California’s Division of Occupational Safety and Health, better known as “Cal/OSHA,” recently issued new emergency temporary standards to protect workers from COVID-19 (the “Emergency Temporary Standards”), which were approved by the Office of Administrative Law earlier this week.  The Emergency Temporary Standards, which are now in effect, apply to virtually all California employers, employees, and places of employment, with three exceptions:  (1) workplaces where there is only one employee who does not have contact with other people; (2) employees who are working remotely; and (3) employees covered by Cal/OSHA’s Aerosol Transmissible Diseases regulation.

Under the Emergency Temporary Standards, all covered employers must establish, implement, and maintain “an effective, written COVID-19 Prevention Program,” which may either be a standalone document or incorporated into employers’ preexisting Injury and Illness Prevention Programs.  Among other things, the COVID-19 Prevention Program must:

  • Ensure that employees know they must, without fear of reprisal, report COVID-19 symptoms, possible exposures and/or possible COVID-19 hazards in the workplace;
  • Communicate to employees about the employer’s COVID-19 prevention procedures and available testing resources;
  • Identify, evaluate, and correct COVID-19 hazards;
  • Establish physical distancing, face covering protocols, and other controls or equipment to reduce transmission risk;
  • Develop procedures to investigate and respond to COVID-19 cases, including an effective employee screening process;
  • Provide COVID-19 training;
  • Provide testing to employees who are exposed to COVID-19, and in the case of multiple infections or a major outbreak, implement regular workplace testing for employees in the exposed work areas;
  • Require the exclusion of COVID-19 cases and exposed employees from the workplace until they are no longer an infection risk; and
  • Maintain records of COVID-19 cases and report serious illnesses and multiple cases to Cal/OSHA and local health departments, as required.
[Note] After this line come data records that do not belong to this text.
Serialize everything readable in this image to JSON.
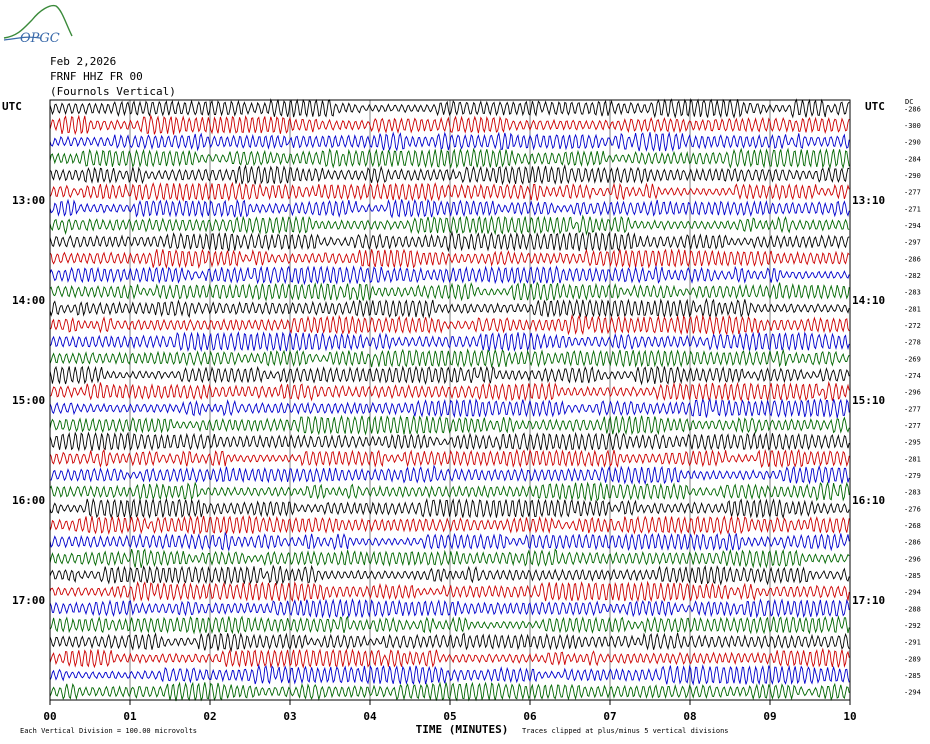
{
  "logo": {
    "text": "OPGC",
    "name": "opgc-logo"
  },
  "header": {
    "date": "Feb 2,2026",
    "station": "FRNF HHZ FR 00",
    "location": "(Fournols Vertical)"
  },
  "utc_label": "UTC",
  "dc_label": "DC",
  "colors": {
    "trace_cycle": [
      "#000000",
      "#cc0000",
      "#0000cc",
      "#006600"
    ],
    "grid": "#000000"
  },
  "chart_data": {
    "type": "line",
    "description_kind": "helicorder",
    "xlabel": "TIME (MINUTES)",
    "x_ticks": [
      "00",
      "01",
      "02",
      "03",
      "04",
      "05",
      "06",
      "07",
      "08",
      "09",
      "10"
    ],
    "xlim": [
      0,
      10
    ],
    "left_time_labels": [
      "13:00",
      "14:00",
      "15:00",
      "16:00",
      "17:00"
    ],
    "right_time_labels": [
      "13:10",
      "14:10",
      "15:10",
      "16:10",
      "17:10"
    ],
    "rows_per_hour": 6,
    "first_labeled_row": 6,
    "dc_offsets": [
      -286,
      -300,
      -290,
      -284,
      -290,
      -277,
      -271,
      -294,
      -297,
      -286,
      -282,
      -283,
      -281,
      -272,
      -278,
      -269,
      -274,
      -296,
      -277,
      -277,
      -295,
      -281,
      -279,
      -283,
      -276,
      -268,
      -286,
      -296,
      -285,
      -294,
      -288,
      -292,
      -291,
      -289,
      -285,
      -294
    ],
    "footer_left": "Each Vertical Division =  100.00 microvolts",
    "footer_right": "Traces clipped at plus/minus 5 vertical divisions"
  }
}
Paradoxically (given the purported goal of preventing exposure in the workplace and further spread of this deadly virus), and in contrast to guidance from both the EEOC and California Department of Fair Employment and Housing, the Emergency Temporary Standards provide that “[a] negative COVID-19 test shall not be required for an employee to return to work” following infection or exposure.

In addition, the Emergency Temporary Standards direct employers to “continue to maintain … [the] earnings, seniority, and all other employee rights and benefits” of any employee who has to be excluded from work due to actual COVID-19 infection or potential COVID-19 exposure in the workplace, if the employee is “otherwise able and available to work.”  The Emergency Temporary Standards provide that the obligation to maintain earnings and benefits does not apply to any period when an employee is unable to work “for reasons other than protecting persons at the workplace from possible COVID-19 transmission” or if the employer can demonstrate that the COVID-19 exposure is not work related.  Further, employers are permitted to use “employer-provided employee sick leave … and consider benefit payments from public sources in determining how to maintain earnings…, where permitted by law and when not covered by workers’ compensation.”

Given that the Emergency Temporary Standards take effect immediately, employers with any employees in California may wish to contact counsel to assist them in developing a compliant COVID-19 Prevention Program.